I shook my head vigorously. "No, no, he's..." I struggled to find the words. How could I explain to Leo about the freak who was slowly consuming my home life?

"Alright," he snorted, "I guess this was fun, we both learned a lot--"

"No, wait," I reached out for him, bereft again and desperate as he left the bed and began gathering his things. "He's stalking me," I blurted out. Leo didn't stop. "We grew up together and he said he wanted to go on a drive last weekend. At the end of it he tried to lock me in his house." Leo had slowed a little and finally cast a suspicious glance over his shoulder. "He didn't try," I corrected myself, "He did lock me in his house, told me he would do the same things Matt had done--"

In the moment I grasped that I hadn't really processed any of it. I felt myself shutting down all over again, gradually folding inward and pulling the blanket over my head before I realized what I was doing. I'd been so focused on work and getting to this show with a carload of new art that I hadn't really dealt with it at all. I'd avoided it,

classic Talia.

Hot tears spilled over my cheeks under the blanket. I hadn't wanted Richie to ruin this, but then I'd done everything wrong to let him. I would have to go home without the soldier and eventually, I knew, Richie would get his hands on me.

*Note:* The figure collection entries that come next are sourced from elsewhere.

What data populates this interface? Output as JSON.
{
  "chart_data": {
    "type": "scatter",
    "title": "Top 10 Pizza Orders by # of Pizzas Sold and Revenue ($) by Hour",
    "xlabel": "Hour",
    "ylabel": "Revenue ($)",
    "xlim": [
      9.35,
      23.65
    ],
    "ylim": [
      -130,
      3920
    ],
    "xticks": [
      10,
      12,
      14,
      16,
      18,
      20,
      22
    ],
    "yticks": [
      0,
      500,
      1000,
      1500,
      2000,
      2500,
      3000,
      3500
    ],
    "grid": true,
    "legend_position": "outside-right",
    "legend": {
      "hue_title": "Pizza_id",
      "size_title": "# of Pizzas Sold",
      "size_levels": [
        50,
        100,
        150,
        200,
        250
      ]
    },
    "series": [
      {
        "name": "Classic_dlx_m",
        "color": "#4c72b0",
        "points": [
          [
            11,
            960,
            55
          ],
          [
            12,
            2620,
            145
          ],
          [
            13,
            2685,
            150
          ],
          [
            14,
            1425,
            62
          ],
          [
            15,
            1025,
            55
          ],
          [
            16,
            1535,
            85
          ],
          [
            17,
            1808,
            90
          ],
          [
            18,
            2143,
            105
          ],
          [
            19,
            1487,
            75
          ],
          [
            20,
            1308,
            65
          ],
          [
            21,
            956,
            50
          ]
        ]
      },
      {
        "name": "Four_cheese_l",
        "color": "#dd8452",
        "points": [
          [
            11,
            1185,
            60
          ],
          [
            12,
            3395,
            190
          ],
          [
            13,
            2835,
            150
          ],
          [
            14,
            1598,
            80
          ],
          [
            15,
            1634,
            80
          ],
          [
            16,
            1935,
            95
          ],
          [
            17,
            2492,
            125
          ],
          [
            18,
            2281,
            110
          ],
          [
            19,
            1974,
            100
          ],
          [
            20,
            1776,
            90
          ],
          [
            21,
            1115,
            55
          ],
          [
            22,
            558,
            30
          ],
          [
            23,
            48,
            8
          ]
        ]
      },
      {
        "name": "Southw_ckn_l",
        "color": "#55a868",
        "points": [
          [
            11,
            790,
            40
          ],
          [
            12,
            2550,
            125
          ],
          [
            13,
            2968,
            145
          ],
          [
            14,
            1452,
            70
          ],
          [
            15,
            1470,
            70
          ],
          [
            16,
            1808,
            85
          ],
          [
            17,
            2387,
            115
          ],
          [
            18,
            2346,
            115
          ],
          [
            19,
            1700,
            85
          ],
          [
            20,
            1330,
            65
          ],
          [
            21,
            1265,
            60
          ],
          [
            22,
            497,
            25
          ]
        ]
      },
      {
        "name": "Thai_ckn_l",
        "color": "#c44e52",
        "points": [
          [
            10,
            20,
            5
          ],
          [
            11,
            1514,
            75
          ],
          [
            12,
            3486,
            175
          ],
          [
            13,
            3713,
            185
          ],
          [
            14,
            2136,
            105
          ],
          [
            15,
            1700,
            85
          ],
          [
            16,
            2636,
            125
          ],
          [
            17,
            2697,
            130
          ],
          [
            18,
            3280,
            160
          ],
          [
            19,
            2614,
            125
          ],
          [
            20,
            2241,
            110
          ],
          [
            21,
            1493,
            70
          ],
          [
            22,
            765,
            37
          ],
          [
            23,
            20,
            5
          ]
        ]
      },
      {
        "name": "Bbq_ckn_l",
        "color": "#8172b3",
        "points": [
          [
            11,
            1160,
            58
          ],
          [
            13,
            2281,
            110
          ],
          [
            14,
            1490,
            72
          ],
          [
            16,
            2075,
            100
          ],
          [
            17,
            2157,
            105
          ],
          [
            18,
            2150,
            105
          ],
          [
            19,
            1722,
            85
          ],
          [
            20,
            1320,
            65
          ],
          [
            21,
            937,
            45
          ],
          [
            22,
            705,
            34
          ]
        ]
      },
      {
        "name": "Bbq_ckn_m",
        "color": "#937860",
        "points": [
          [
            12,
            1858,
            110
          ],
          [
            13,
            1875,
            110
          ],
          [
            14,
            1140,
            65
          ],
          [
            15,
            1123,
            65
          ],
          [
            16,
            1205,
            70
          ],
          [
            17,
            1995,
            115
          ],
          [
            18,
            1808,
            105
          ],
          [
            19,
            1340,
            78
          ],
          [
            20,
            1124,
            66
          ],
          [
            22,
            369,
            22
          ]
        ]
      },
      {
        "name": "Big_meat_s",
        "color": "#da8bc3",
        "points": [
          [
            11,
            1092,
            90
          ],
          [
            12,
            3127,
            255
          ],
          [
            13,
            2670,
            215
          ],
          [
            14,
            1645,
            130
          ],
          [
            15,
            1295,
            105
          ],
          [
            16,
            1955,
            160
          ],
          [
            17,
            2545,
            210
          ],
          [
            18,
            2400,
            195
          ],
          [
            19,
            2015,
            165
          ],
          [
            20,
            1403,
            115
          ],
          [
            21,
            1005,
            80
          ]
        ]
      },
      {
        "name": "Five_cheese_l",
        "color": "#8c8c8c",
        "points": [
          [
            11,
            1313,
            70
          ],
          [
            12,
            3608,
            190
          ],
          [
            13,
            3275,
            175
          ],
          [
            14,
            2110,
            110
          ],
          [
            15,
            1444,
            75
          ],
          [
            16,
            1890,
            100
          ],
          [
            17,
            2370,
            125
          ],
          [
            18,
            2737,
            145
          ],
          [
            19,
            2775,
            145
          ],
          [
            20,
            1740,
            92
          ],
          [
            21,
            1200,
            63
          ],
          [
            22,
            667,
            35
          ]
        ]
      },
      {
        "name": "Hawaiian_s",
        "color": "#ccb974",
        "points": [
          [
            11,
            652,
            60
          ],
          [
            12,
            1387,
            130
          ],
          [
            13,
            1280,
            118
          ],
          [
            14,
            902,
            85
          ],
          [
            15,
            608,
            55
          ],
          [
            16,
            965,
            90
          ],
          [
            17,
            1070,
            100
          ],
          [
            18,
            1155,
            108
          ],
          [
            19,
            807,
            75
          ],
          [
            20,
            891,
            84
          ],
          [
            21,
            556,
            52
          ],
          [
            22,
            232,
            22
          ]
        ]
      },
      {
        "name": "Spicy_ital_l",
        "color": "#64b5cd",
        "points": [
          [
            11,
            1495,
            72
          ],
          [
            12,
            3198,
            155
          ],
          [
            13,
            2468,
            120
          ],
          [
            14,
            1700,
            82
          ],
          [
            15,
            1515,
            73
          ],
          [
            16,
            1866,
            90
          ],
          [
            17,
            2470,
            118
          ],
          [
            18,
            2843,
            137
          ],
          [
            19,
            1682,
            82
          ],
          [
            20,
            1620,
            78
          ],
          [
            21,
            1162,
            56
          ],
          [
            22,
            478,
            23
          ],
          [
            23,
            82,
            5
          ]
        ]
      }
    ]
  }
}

"He said he wants to hurt you?" Leo's tone was dark, and I jumped when it came from right beside me. I nodded exaggeratedly, hoping he could see it through the blanket. I heard him huff with anger beside me, then heard the phone flipping open again.

"Hello?" I heard Leo answer it and froze, my heart twisting in my chest. What if Richie lied to him, claimed to be my boyfriend?

"Don't talk to him," I hissed, but Leo moved away so I couldn't take the phone.

"She doesn't want to talk to you. You know that, don't you?"

I couldn't hear the other side of the conversation.

"I don't care how much you want to be part of her life, she told you to go away."

I waited for him to turn on me suddenly, enraged with me when Richie inevitably lied to him.

He laughed, unamused. "She doesn't have a boyfriend, and if she did, I'm replacing him. Stay away from her or I'll show you what kind of shit I did in Iraq."

This time, I could hear Richie for just a second. "You're a soldier?"

"I used to be," Leo's voice, normally warm and calming to me, was ice-tipped and dangerous. "But now I don't answer to anybody except myself and the devil, so don't fuck with her again or you'll find out exactly what that means."

I stared at him open-mouthed while he slammed my little pink flip-phone shut and dropped it carelessly onto the nightstand.

"Do not ever keep secrets from me," he barked. "If you're in danger, I need to know about it immediately. If he ever, ever bothers you in any way whatsoever, you need to tell me right away. Do I make myself clear?"

I closed my mouth and nodded.

"I'm not afraid of trouble, Talia. I've made a lot of it and plan to keep making more. I realize there will probably be more because of your work, it's fine. It draws people to you, and some of them will be bad. I don't mind busting a few heads from time to time. But you can't keep that kind of shit from me. Let me deal with it when it's in its infancy, not once it's already gotten to this point."